Monday, April 11, 2011

binga-binga

Katherine Paterson (translator)
Momoko Issii (author)
Suekichi Akaba (illustrator)
The Tongue-cut Sparrow
Lonestar Books, E. F. Dutton, 1987

Binga-binga, or sparkling clean, is how the old man renders first an ox and then a horse as he seeks the home of the tongue-cut sparrow. After performing these menial tasks with care, he meets the sparrow and offers an apology for his wife's cruelty (she was the one who snipped its tongue). In return, the sparrow offers the man a fine meal and the choice of two baskets, large or small, to take home. But...he must not open the basket until he reaches home. Heeding the sparrow's caution, he returns home where he and his wife are astonished by the treasure inside the basket.
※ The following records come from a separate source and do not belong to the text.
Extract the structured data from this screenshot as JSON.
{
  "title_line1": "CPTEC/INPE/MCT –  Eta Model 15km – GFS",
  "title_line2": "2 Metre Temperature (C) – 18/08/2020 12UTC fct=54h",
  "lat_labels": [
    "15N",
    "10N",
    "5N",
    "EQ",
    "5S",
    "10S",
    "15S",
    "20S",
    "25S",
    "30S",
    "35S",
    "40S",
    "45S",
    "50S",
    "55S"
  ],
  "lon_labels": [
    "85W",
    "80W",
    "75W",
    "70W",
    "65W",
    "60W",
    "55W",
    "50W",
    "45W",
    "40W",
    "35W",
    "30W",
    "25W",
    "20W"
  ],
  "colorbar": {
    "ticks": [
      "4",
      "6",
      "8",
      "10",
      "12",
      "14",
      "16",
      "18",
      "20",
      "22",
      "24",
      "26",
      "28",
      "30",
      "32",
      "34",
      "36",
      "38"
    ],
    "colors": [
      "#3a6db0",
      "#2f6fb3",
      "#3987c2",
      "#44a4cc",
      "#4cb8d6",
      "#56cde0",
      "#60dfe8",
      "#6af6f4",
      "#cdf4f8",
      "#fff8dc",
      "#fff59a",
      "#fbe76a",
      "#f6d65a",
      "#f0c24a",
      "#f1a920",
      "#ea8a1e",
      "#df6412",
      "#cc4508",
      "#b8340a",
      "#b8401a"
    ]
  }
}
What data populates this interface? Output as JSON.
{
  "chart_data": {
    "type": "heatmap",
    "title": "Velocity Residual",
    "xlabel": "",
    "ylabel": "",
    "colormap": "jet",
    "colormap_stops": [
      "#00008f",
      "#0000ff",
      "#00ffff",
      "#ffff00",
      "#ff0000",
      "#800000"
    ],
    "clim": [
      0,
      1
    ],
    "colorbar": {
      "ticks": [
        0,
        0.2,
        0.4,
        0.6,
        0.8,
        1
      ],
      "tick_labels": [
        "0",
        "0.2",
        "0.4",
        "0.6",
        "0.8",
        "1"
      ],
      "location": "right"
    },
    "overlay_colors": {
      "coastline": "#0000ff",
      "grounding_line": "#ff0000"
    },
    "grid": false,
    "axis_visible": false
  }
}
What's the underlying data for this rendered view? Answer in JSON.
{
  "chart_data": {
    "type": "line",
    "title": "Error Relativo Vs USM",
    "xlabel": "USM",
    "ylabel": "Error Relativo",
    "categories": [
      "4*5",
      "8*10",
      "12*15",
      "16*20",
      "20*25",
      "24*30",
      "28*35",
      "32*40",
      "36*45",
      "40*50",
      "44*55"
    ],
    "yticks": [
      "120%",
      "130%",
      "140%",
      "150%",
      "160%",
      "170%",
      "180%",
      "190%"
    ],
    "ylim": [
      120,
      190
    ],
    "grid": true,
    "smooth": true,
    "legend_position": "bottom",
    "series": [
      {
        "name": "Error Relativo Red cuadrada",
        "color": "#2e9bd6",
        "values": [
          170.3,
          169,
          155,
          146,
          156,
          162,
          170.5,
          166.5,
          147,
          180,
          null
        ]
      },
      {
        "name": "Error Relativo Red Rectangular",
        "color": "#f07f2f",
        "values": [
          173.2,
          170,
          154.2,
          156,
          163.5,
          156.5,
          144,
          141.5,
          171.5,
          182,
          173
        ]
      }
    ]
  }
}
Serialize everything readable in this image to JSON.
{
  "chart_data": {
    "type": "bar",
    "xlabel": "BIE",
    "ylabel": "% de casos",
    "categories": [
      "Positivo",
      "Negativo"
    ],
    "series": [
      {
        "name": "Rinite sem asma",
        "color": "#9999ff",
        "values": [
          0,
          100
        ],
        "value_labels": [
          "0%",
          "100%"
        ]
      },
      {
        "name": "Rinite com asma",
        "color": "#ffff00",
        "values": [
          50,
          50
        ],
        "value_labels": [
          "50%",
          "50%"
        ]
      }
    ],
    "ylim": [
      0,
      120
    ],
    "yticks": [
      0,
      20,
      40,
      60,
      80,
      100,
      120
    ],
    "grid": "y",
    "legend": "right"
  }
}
The thought of more treasure fills the old woman with greed. Thus, she makes her own trek to the home of the tongue-cut sparrow, leaving in her wake, gosho-gosho, a poorly washed ox and a poorly washed horse. Although we all know she will get her just desserts, it is still great fun to read about it. A series of onomatopoetic Japanese terms gives our own tongues some fun, and the caricatured expressions in Suekichi Akaba's spare illustrations are cute, monstrous, and funny. Words and images work together to stamp this folktale and its moral into our memory.